Prompt: Empty seashells
Source: wandering_star_poetry (Instagram)

Photo clicked by me, 2018

As a child, I always collected seashells — mostly abandoned bivalves scooped into skirts for my sketches and fancy sinks for my fancy dolls. But once in a while, my sister would raise her arms and summon the sea to press a tower shell into her open palms. I’d crawl closer, put on my most angelic face, and beg to have a listen — they say you can hear the ocean in them if you close your eyes and just listen. I did.

Then I grew up, bags of seashells collected over the years crumbled and vanished into dust. But any time — every time — I wandered into a beach, I’d keenly look out for bivalves and tower shells. By then, everyone had stopped playing make-believe, and scoffed and sighed and judged me with three pairs of eyes. I should act like a grown-up, you see. I didn’t.

Because I poured my heart into my songs to the sea, and finally, a tower shell swam into my pink fingers and all was perfect with the world.
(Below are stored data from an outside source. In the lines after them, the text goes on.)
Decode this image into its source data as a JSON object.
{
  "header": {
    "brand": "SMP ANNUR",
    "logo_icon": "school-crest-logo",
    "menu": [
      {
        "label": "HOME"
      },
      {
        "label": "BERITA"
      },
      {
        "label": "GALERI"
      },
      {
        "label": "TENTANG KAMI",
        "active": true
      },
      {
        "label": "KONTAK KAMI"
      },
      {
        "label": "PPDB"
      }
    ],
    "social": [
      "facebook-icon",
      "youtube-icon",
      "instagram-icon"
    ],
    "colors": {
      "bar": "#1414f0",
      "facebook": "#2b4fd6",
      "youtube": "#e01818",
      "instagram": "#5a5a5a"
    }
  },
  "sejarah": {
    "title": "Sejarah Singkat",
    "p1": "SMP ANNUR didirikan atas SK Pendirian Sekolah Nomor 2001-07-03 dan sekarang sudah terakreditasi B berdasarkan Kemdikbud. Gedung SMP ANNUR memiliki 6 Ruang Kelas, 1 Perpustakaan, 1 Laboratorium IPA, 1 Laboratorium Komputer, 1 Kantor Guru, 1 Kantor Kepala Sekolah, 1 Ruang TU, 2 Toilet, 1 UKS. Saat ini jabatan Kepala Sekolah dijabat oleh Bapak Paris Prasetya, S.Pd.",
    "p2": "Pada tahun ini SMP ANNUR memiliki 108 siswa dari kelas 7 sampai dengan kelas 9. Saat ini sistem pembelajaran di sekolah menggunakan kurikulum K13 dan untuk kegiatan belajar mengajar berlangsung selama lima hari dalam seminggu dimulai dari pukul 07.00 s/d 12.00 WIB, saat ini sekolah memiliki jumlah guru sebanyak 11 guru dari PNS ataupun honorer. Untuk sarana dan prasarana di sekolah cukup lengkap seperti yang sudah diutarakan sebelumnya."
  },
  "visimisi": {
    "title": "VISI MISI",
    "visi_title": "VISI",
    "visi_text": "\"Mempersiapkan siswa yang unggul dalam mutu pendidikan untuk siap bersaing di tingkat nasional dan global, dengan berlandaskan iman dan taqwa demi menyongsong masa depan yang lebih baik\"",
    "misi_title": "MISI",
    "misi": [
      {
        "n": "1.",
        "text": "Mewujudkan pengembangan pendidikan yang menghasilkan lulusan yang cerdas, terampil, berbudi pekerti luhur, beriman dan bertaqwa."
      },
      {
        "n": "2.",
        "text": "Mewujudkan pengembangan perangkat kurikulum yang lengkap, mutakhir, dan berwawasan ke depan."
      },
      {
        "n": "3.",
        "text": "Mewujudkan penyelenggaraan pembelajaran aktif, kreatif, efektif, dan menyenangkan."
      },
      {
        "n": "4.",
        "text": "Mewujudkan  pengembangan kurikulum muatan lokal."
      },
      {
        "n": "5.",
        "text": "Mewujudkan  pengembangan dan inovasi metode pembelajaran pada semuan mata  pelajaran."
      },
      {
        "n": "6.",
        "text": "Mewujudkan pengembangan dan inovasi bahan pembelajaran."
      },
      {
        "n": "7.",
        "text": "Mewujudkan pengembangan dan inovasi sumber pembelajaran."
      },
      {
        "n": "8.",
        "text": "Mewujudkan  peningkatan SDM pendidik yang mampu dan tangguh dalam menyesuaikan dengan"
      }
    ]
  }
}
Magic still existed. So I washed it and cradled it back to my house, preserving it for rainy days far away. And I hoped and prayed that if I pressed my ear to it, I’d hear the ocean songs once more.

But a seashell song comes at the cost of Ariel’s silence and a thousand knives piercing her feet. And so, the world was at war — more fires, purple necks, black soot, thick masks; more layers and layers and twisting and turning mazes till the weary soul crumbles to dust — my childhood seashells. But still, I find myself weak some nights, crouched low on the floor, pressing the tower shell to my ear and praying to hear something. I fear it will grow empty.